ファミリア 【1994,1995,1996,1997,1998】
セダンとハッチバックで個性を明確化した骨太車
新生マツダを象徴したモデルが1994年6月に登場した8代目のファミリアである。マツダはバブル期に5販売チャネルによる急激なモデル拡大を実施したものの、結局は失敗し深刻な経営危機に陥る。経営再建の第一歩として選択したのは実績のある伝統モデルの魅力アップだった。なかでも海外市場を含めて主力の座にあったファミリアのモデルチェンジに開発陣は全力を傾注した。
ファミリアはFFレイアウトに変身した1980年以降、モデルの中心をハッチバックモデルに置いていた。軽快でスポーティなテーストをファミリアのアイデンティティとしてきたのだ。しかし8代目でそのイメージを一新。中心モデルを4ドアセダンに変更する。一方、ハッチバックには新たに“ネオ”のサブネームを冠し、スポーツクーペ風の大胆なスタイリングで個性を明確にした。幅広い年齢層に適応し、ファーストカーとしての機能を充実させた上質セダン、斬新なルックスでスペシャルティ感覚を訴求するハッチバックの2シリーズ構成によって、ファミリアが新世代に移行したことを高らかに宣言した。

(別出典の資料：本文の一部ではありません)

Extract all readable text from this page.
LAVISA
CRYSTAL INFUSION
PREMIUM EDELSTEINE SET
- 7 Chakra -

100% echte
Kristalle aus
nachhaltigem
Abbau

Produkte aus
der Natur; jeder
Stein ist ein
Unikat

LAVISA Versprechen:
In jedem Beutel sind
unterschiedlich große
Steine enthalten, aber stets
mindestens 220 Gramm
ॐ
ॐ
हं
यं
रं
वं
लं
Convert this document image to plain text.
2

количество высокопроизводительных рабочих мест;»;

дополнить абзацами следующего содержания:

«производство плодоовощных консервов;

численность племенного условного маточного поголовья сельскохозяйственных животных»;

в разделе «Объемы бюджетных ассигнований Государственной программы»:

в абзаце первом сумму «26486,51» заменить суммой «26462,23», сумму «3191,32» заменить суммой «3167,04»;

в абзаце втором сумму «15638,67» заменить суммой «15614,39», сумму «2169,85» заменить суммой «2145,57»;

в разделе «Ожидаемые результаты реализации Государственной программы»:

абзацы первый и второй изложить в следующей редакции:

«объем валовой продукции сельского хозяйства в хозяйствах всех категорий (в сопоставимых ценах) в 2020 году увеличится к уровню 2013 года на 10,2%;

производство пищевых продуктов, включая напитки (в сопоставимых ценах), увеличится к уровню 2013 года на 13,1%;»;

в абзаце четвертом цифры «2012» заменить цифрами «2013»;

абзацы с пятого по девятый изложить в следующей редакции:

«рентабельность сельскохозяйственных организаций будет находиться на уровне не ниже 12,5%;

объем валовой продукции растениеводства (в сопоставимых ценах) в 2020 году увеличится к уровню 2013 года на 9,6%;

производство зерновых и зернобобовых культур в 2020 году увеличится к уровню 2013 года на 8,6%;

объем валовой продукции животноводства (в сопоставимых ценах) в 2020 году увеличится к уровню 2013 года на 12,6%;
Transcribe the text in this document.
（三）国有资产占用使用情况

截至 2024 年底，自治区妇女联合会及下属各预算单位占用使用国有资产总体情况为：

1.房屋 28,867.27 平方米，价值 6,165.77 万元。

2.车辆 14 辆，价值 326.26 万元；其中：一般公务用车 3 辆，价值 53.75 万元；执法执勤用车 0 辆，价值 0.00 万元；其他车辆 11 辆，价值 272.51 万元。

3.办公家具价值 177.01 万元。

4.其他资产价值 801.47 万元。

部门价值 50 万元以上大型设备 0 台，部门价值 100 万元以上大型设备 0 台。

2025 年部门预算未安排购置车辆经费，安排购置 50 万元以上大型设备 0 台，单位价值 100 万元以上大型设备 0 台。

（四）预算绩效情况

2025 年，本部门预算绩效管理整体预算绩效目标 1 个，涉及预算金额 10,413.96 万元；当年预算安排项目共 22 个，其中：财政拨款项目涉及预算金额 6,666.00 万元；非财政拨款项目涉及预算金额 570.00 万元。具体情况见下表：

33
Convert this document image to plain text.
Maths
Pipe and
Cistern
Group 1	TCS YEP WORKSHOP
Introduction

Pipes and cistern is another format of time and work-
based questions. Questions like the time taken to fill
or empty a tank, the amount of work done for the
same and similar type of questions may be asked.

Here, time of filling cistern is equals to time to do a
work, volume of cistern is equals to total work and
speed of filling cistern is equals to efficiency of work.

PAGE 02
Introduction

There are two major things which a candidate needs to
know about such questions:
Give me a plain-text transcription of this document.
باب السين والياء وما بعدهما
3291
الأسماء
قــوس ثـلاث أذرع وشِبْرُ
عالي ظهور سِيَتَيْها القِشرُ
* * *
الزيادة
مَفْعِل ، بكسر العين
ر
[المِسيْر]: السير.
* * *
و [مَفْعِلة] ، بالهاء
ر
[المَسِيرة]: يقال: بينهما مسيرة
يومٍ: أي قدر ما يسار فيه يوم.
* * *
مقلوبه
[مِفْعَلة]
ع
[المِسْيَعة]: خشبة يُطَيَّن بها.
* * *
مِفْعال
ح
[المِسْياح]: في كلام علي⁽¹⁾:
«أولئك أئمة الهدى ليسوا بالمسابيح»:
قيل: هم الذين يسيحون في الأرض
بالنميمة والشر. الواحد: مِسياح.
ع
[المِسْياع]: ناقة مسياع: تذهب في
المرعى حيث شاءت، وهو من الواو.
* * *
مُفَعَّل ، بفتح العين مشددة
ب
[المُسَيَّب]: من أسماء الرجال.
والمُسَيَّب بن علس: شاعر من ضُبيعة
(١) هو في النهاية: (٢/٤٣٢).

セダンとハッチバックではボディサイズが大幅に異なっていた。セダンはキャビンスペース拡大を目指して従来モデルより一回り大型化し、全長4335mm×全幅1695mm×全高1420mm、ホイールベース2605mmの伸びやかなプロポーションを構築。一方のネオを名乗るハッチバックは、従来モデルとほぼ同等の全長4030mm×全幅1695mm×全高1405mm、ホイールベース2505mmのコンパクトサイズで引き締まった印象を大切にする。セダンとハッチバックではフロントマスク形状なども異なっていたため、同じファミリアの名を名乗ってはいても、事実上は別のモデルという印象だった。
両車で共通していたのは、剛性感を重視したボディである。カタログでは “しっかりボディがくれたもの。新方向ファミリア”と銘打ち、入念に仕上げたボディ骨格をアピールした。1994年当時は、日本を含め世界的に安全への関心が高まり、衝突安全性にユーザーの関心が集まっていた。ファミリアのしっかりボディは国内の新衝突安全基準や、世界で最も厳しいと言われた米国の新側面衝突安全基準に適合するもので、クラス最高レベルの安全性を備えていた。それだけではない、しっかりボディにより、サスペンション取り付け部剛性が高まったことにより従来以上に優れたハンドリングとしなやかな乗り心地をもたらした。静粛性の面でもプラス効果を生んでいた。つまり基本となるボディの徹底した見直しにより、クルマとしての完成度を飛躍的に高めたのである。マツダは日本の自動車メーカーのなかで最も早くボディ剛性の重要性に着目したメーカーだったが、8代目ファミリアは、その経験が存分に生きたクルマと言えた。
搭載するパワーユニットは多彩だった。主力ユニットはDOHCならではのスムーズさと、コンパクトカーと同等の燃費経済性をバランスさせた1489ccのZ5-DE型DOHC16V(97ps)で、スポーティな走りを求めるユーザー向けに1498ccのB5-ZE型DOHC16V(MT125ps/AT115ps)と、1839ccのBP-ZE型DOHC16V(135ps)を用意する。さらに1994年9月にはリーンバーン仕様のZ5-DEL型(94ps)と、いすゞから供給を受ける1686ccの4EE-T型ディーゼルターボ(88ps)をラインアップに加え、幅広いユーザーニーズに対応した。駆動方式は当初は前2輪駆動のFFのみだったが、後にフルタイム4WD仕様が追加された。
8代目ファミリアは全車に電子制御4速ATを採用する。走行状況に応じてシフトタイミングやロックアップ領域を最適制御しスムーズな走りと良好な燃費を実現する先進のATである。このATにはホールドモードが備えられていた。ホールドモードとはDレンジ=3速/Sレンジ=2速/Lレンジ=1速に、その名の通りギアをホールド=固定するもので、エンジンブレーキが必要な下り坂や、スポーツ走行にトライするシーンで威力を発揮した。雪道でも同様で、Dレンジでホールドモードを選択すると2速で発進が可能だった。アクセル操作の難しい雪道でトルクを抑制し発進をサポートしたのである。
8代目のファミリアは、マツダの魅力を凝縮したモデルだった。しっかりボディがもたらす安心感としなやかな乗り味が魅力で、経済性も優秀。室内も広く使い勝手に優れていた。ハッチバックのネオのスタイリングこそ好き嫌いがはっきりと別れたが、長く乗るほど魅力が際立つ実力車だった。